Une petite chanson comme un souvenir des amours de vacances sous le soleil de Napoli.

Il est tout simplement question d’une petite bouche, celle de Cannetella, qui paraît une rose et à qui l’on demande un petit baiser, rien de plus, rien de moins, mais tout est dans la manière, n’est-ce pas?

Dire que le texte a été écrit par le poète et romancier italien Gabriele d’Annunzio n’a qu’un intérêt anecdotique. La musique a été composée par Paolo Tosti à la fin du XIXème siècle. L’homme connaissait son affaire, ayant composé plus de 500 romances et mélodies de salon, que le disquaire de l’époque, si la FNAC avait existé, aurait classées au rayon « Variétés ».

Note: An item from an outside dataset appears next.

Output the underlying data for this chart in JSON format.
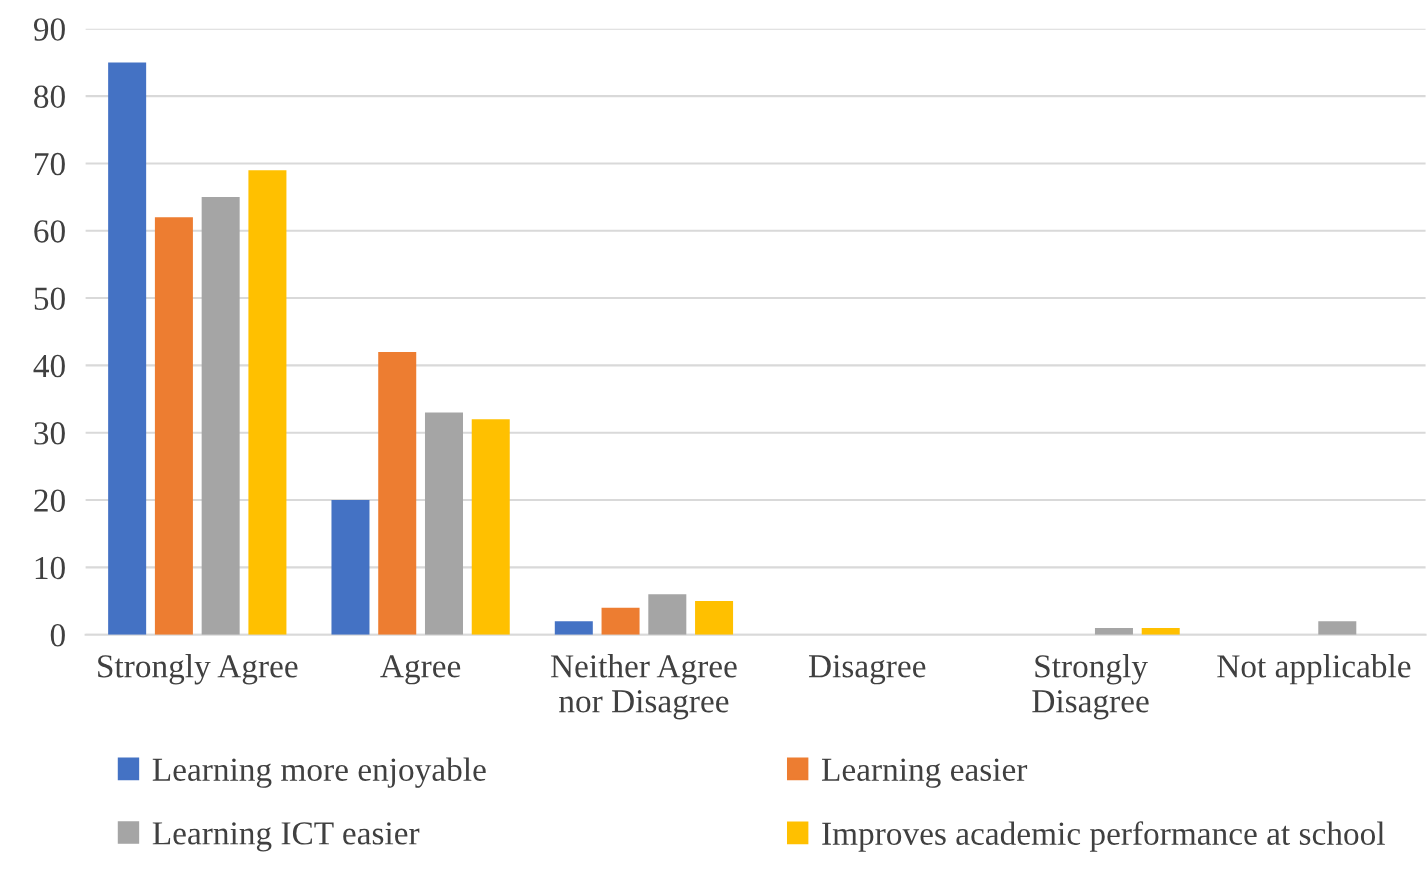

Chanson fraîche, chanson de charme, chanson d’amour aux mille interprétations – d’hier ou d’aujourd’hui, chanteurs d’opéra ou cantatrices, ténors ou sopranos, chanteurs de variétés ou guitaristes de rues…

« A  VUCCHELLA »

J’ai choisi, pour mon partage avec vous, deux superbes voix d’hommes (une fois n’est pas coutume), deux ténors italiens, pour ne pas trop nous éloigner du séducteur napolitain, mais quels ténors!

J’aime à croire, Mesdames, que si ces deux là avaient donné la sérénade sous vos fenêtres un soir d’été, vous ne leur auriez pas refusé un « vasillo » (un petit baiser napolitain).

Un premier baiser à l’ancienne, légèrement désuet, d’abord, à tout seigneur tout honneur, pour Enrico Caruso, ténor d’anthologie, et pur napolitain .

Le second, pour le regretté, l’enjôleur Luciano Pavarotti, ténor de velours.